AU PALAIS Conflit de générations : papi sort la machette, le jeune prend une chaise
Raymond, 68 ans, ne supporte plus le bruit du scooter de Mohamed, un jeune homme de 25 ans qui vient sans arrêt dans l'immeuble depuis qu'il s'est amouraché de la voisine de palier du retraité, deux mois plus tôt.
Le 5 septembre dernier, un peu avant 20h, Mohamed débarque une nouvelle fois au pied de l'immeuble de sa dulcinée. À sa fenêtre, excédé par le bruit de l'engin, Raymond fulmine. Il sort sur son palier pour s'expliquer avec Mohamed qui vient d'entrer dans l'ascenseur. Au troisième étage, quand les portes s'ouvrent, le jeune homme découvre un Raymond en furie, les bras en l'air tenant dans sa main une machette de 30 centimètres de long. Mohamed est effrayé.
- J'ai eu peur. Il était alcoolisé, il faisait des grands gestes avec sa machette. Je suis allé chercher une chaise dans la cage d'escalier pour me défendre. Je suis une victime dans cette affaire, assure-t-il.

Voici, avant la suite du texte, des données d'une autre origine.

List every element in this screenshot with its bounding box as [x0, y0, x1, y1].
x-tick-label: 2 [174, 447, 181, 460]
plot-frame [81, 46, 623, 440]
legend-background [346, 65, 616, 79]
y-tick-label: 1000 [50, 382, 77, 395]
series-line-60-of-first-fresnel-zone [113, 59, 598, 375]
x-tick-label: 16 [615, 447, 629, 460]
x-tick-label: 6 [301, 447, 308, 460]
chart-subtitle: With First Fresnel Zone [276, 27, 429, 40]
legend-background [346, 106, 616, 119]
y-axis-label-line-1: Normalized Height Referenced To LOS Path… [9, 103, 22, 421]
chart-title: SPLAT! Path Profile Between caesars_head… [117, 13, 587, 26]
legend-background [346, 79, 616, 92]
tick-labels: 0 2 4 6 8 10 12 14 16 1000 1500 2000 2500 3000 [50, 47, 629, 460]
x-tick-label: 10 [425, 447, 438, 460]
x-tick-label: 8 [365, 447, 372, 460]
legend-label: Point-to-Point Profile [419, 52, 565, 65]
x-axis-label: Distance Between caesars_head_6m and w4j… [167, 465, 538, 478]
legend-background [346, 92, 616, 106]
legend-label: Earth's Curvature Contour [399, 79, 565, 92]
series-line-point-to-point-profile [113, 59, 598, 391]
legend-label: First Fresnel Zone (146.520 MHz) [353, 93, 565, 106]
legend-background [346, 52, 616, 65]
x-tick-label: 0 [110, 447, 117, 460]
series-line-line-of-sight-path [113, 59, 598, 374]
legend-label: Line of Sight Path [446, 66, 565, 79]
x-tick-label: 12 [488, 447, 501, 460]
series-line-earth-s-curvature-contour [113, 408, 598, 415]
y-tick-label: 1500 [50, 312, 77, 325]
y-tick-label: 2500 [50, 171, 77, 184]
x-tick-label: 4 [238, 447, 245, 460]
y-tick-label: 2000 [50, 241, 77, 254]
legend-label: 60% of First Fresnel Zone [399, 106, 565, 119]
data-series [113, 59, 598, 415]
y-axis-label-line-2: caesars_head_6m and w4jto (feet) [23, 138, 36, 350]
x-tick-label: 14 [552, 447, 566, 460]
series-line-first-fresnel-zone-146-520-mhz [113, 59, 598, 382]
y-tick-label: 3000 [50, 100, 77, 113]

Pourtant, il a jusqu'alors été considéré comme l'auteur des faits puisqu'il est poursuivi pour violences avec arme, la fameuse chaise. Raymond, légèrement blessé au visage, serait quant à lui la victime. Il vient à la barre pour raconter sa version :
- Il n'était pas tout seul comme il le dit, ils étaient deux. Pour leur faire peur, j'avais pris une machette, un souvenir de La Réunion que j'avais pour couper de la canne à sucre. Quand je leur ai dit de faire moins de bruit, l'un est allé chercher une chaise et l'autre m'a frappé.
Il commence à déboutonner sa chemise pour montrer ses blessures. Le président Jean-Pierre Bandiera l'interrompt :
- Ce n'est pas la peine de nous faire un streap-tease, on a les photos.
Raymond reboutonne sa chemise et finit sa description d'une scène de violence dont il jure être la victime et qu'il l'a énormément choqué, voire traumatisé. Le président questionne :
- Il semblerait que vous aviez bu ce jour-là ?
- Non... enfin, après, pour me remonter j'ai bu un petit verre de whisky.
- Donc après les faits que vous venez de nous raconter, vous avez le temps de rentrer chez vous et d'aller boire un whisky ?
Mal à l'aise, Raymond ne répond pas. On sent que le tribunal est pris d'un sérieux doute. Le ministère public ne demande aucune peine. L'avocate de Mohamed, Perrine Teissonnière, s'engouffre dans la brèche et enfonce :
- Il y a deux poids, une mesure dans cette affaire. On est parti sur des stéréotypes : un jeune homme avec un casier contre un homme d'un certain âge.
Le tribunal a rééquilibré la balance en relaxant Mohamed considérant qu'il était en légitime défense. Le juge a néanmoins conseillé au jeune homme de se comporter avec "beaucoup de prudence" s'il doit retourner sur les lieux.